Tag Archive | technology

Technology in/and installation art

Andrea Pitt

Technological means of artistic expression have become increasingly common. How do artists use these elements, and what does it mean when an artist chooses sophisticated or current technologies versus outdated or obsolete technologies? In An Errant Line, installations by Cynthia Schira and Ann Hamilton provide examples that the specific technology an artist choose affects the work’s meaning and the viewer’s experience.

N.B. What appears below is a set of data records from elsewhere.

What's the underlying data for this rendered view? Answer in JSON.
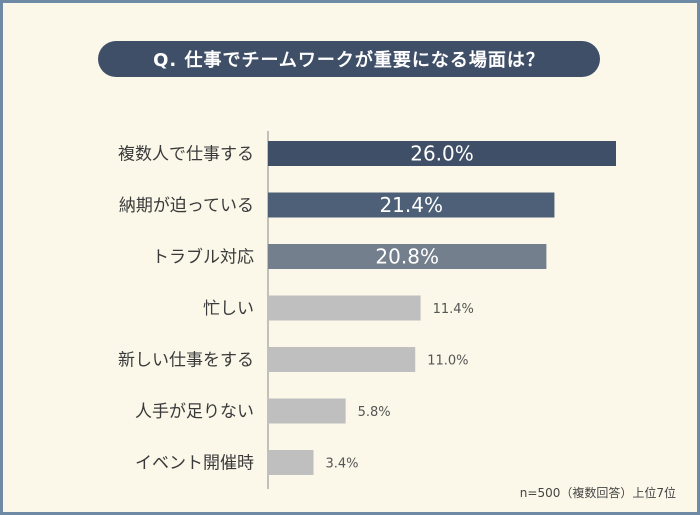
{
  "title": "Q. 仕事でチームワークが重要になる場面は？",
  "note": "n=500（複数回答）上位7位",
  "colors": {
    "background": "#fbf8ea",
    "frame": "#6f8aa4",
    "title_bg": "#3f4f67",
    "axis": "#888888"
  },
  "chart_data": {
    "type": "bar",
    "orientation": "horizontal",
    "categories": [
      "複数人で仕事する",
      "納期が迫っている",
      "トラブル対応",
      "忙しい",
      "新しい仕事をする",
      "人手が足りない",
      "イベント開催時"
    ],
    "values": [
      26.0,
      21.4,
      20.8,
      11.4,
      11.0,
      5.8,
      3.4
    ],
    "value_labels": [
      "26.0%",
      "21.4%",
      "20.8%",
      "11.4%",
      "11.0%",
      "5.8%",
      "3.4%"
    ],
    "bar_colors": [
      "#3f4f67",
      "#4e6078",
      "#747f8d",
      "#bfbfbf",
      "#bfbfbf",
      "#bfbfbf",
      "#bfbfbf"
    ],
    "unit": "%",
    "xlim": [
      0,
      26.0
    ],
    "grid": false
  }
}
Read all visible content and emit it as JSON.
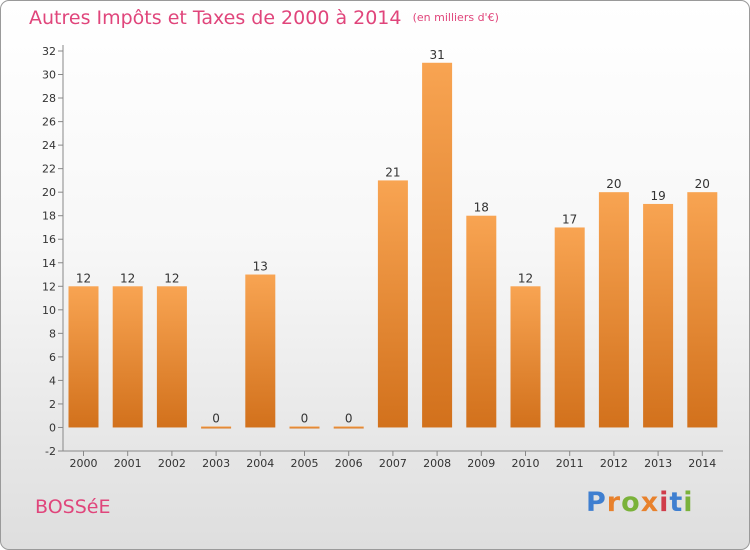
{
  "page": {
    "title": "Autres Impôts et Taxes de 2000 à 2014",
    "unit": "(en milliers d'€)",
    "commune": "BOSSéE",
    "logo": "Proxiti"
  },
  "colors": {
    "title": "#e0457b",
    "bar_top": "#f8a452",
    "bar_bottom": "#d2711c",
    "logo": [
      "#3f7fd0",
      "#e8812c",
      "#7ab23a",
      "#e8812c",
      "#d03c4a",
      "#3f7fd0",
      "#7ab23a"
    ]
  },
  "chart_data": {
    "type": "bar",
    "categories": [
      "2000",
      "2001",
      "2002",
      "2003",
      "2004",
      "2005",
      "2006",
      "2007",
      "2008",
      "2009",
      "2010",
      "2011",
      "2012",
      "2013",
      "2014"
    ],
    "values": [
      12,
      12,
      12,
      0,
      13,
      0,
      0,
      21,
      31,
      18,
      12,
      17,
      20,
      19,
      20
    ],
    "ylim": [
      -2,
      32
    ],
    "yticks": [
      -2,
      0,
      2,
      4,
      6,
      8,
      10,
      12,
      14,
      16,
      18,
      20,
      22,
      24,
      26,
      28,
      30,
      32
    ],
    "grid": false,
    "legend": "none"
  }
}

Cynthia Schira, a textile artist, regularly employs sophisticated digital technologies to program an electronic Jacquard loom she uses at the Oriole Mill in North Carolina. For An Errant Line, the artist created a 30’ x 10’ weaving entitled etymon, in which she digitally sampled images from the Spencer Museum of Art’s collection. This sophisticated loom technology allowed Schira to weave the selected motifs together in a seamless stream of abstracted visual references that are literally connected by thread. The use of high or current technology in this case does not call attention to the technology itself that lies behind the making of the artwork but rather facilitates the goal of the artist for an unhampered visual reading of the work.

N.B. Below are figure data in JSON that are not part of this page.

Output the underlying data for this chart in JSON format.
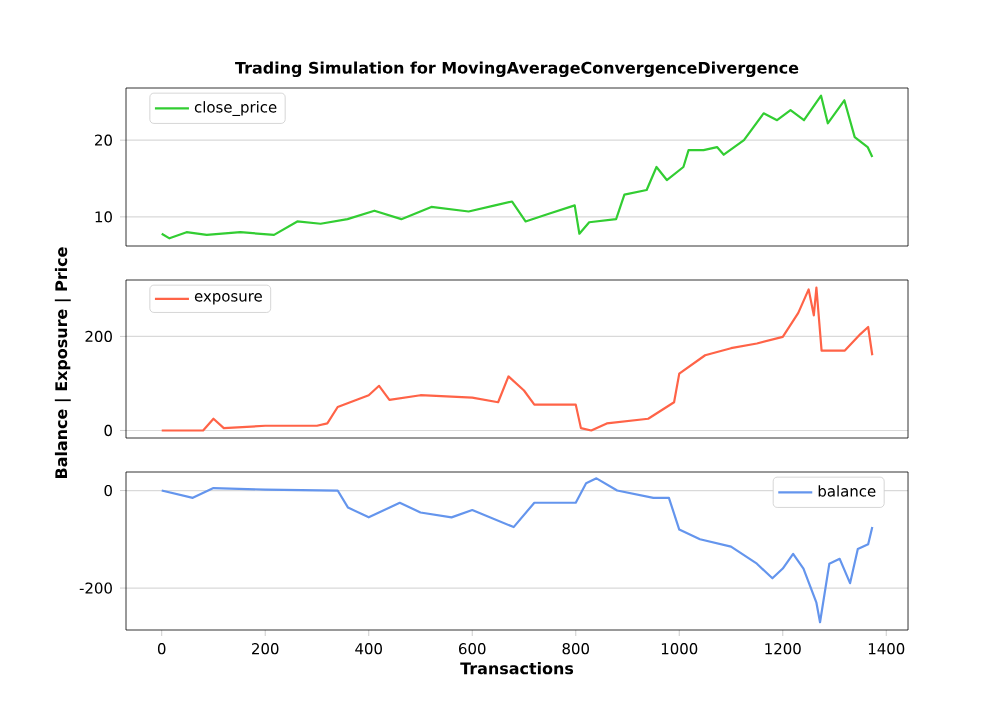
{
  "chart_data": [
    {
      "type": "line",
      "title": "Trading Simulation for MovingAverageConvergenceDivergence",
      "xlim": [
        -69,
        1442
      ],
      "ylim": [
        6.2,
        26.8
      ],
      "yticks": [
        10,
        20
      ],
      "grid": "y",
      "legend": "top left",
      "tick_labels": "y",
      "line_style": "solid",
      "series": [
        {
          "name": "close_price",
          "color": "#32cd32",
          "x": [
            0,
            15,
            48,
            87,
            152,
            217,
            262,
            307,
            359,
            411,
            463,
            521,
            593,
            644,
            677,
            703,
            748,
            798,
            807,
            826,
            878,
            894,
            937,
            956,
            976,
            1008,
            1018,
            1047,
            1073,
            1086,
            1125,
            1163,
            1189,
            1215,
            1241,
            1274,
            1287,
            1319,
            1339,
            1364,
            1373
          ],
          "values": [
            7.8,
            7.2,
            8.0,
            7.65,
            8.0,
            7.65,
            9.4,
            9.1,
            9.7,
            10.8,
            9.7,
            11.3,
            10.7,
            11.5,
            12.0,
            9.4,
            10.4,
            11.5,
            7.8,
            9.3,
            9.7,
            12.9,
            13.5,
            16.5,
            14.8,
            16.5,
            18.7,
            18.7,
            19.1,
            18.1,
            20.0,
            23.5,
            22.6,
            23.9,
            22.6,
            25.8,
            22.2,
            25.2,
            20.4,
            19.1,
            17.8
          ]
        }
      ]
    },
    {
      "type": "line",
      "ylabel": "Balance | Exposure | Price",
      "xlim": [
        -69,
        1442
      ],
      "ylim": [
        -16,
        320
      ],
      "yticks": [
        0,
        200
      ],
      "grid": "y",
      "legend": "top left",
      "tick_labels": "y",
      "line_style": "solid",
      "series": [
        {
          "name": "exposure",
          "color": "#ff6347",
          "x": [
            0,
            80,
            100,
            120,
            200,
            300,
            320,
            340,
            400,
            420,
            440,
            500,
            600,
            650,
            670,
            700,
            720,
            800,
            810,
            830,
            860,
            940,
            990,
            1000,
            1050,
            1100,
            1150,
            1200,
            1230,
            1250,
            1260,
            1265,
            1275,
            1320,
            1350,
            1365,
            1373
          ],
          "values": [
            0,
            0,
            25,
            5,
            10,
            10,
            15,
            50,
            75,
            95,
            65,
            75,
            70,
            60,
            115,
            85,
            55,
            55,
            5,
            0,
            15,
            25,
            60,
            121,
            160,
            175,
            185,
            199,
            250,
            300,
            245,
            304,
            170,
            170,
            205,
            220,
            160
          ]
        }
      ]
    },
    {
      "type": "line",
      "xlabel": "Transactions",
      "xlim": [
        -69,
        1442
      ],
      "xticks": [
        0,
        200,
        400,
        600,
        800,
        1000,
        1200,
        1400
      ],
      "ylim": [
        -286,
        38
      ],
      "yticks": [
        -200,
        0
      ],
      "grid": "y",
      "legend": "top right",
      "line_style": "solid",
      "series": [
        {
          "name": "balance",
          "color": "#6495ed",
          "x": [
            0,
            60,
            100,
            200,
            340,
            360,
            400,
            460,
            500,
            560,
            600,
            680,
            720,
            800,
            820,
            840,
            880,
            950,
            980,
            1000,
            1040,
            1100,
            1150,
            1180,
            1200,
            1220,
            1240,
            1265,
            1272,
            1290,
            1310,
            1330,
            1345,
            1365,
            1373
          ],
          "values": [
            0,
            -15,
            5,
            2,
            0,
            -35,
            -55,
            -25,
            -45,
            -55,
            -40,
            -75,
            -25,
            -25,
            15,
            25,
            0,
            -15,
            -15,
            -80,
            -100,
            -115,
            -150,
            -180,
            -160,
            -130,
            -160,
            -230,
            -270,
            -150,
            -140,
            -190,
            -120,
            -110,
            -75
          ]
        }
      ]
    }
  ]
}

In Ann Hamilton’s figura, the digital scanning technology used to create the ghostly images of the presepio dolls raises different issues. Hamilton uses the properties of the flatbed scanner’s contact image sensor (CIS) technology, which produces images with a limited depth of field, to isolate the communicative gestures of the presepio dolls. In this case, a technology which in some contexts may cloud communication through blurred images or words actually reveals the expressive power of the presepio dolls. It is through this knowledge that we, as viewers, can reflect on our own relationship with technology and think about it as an active, rather than passive, agent in the production of the world we inhabit.

Andrea Pitt is a graduate student in art history at the University of Kansas.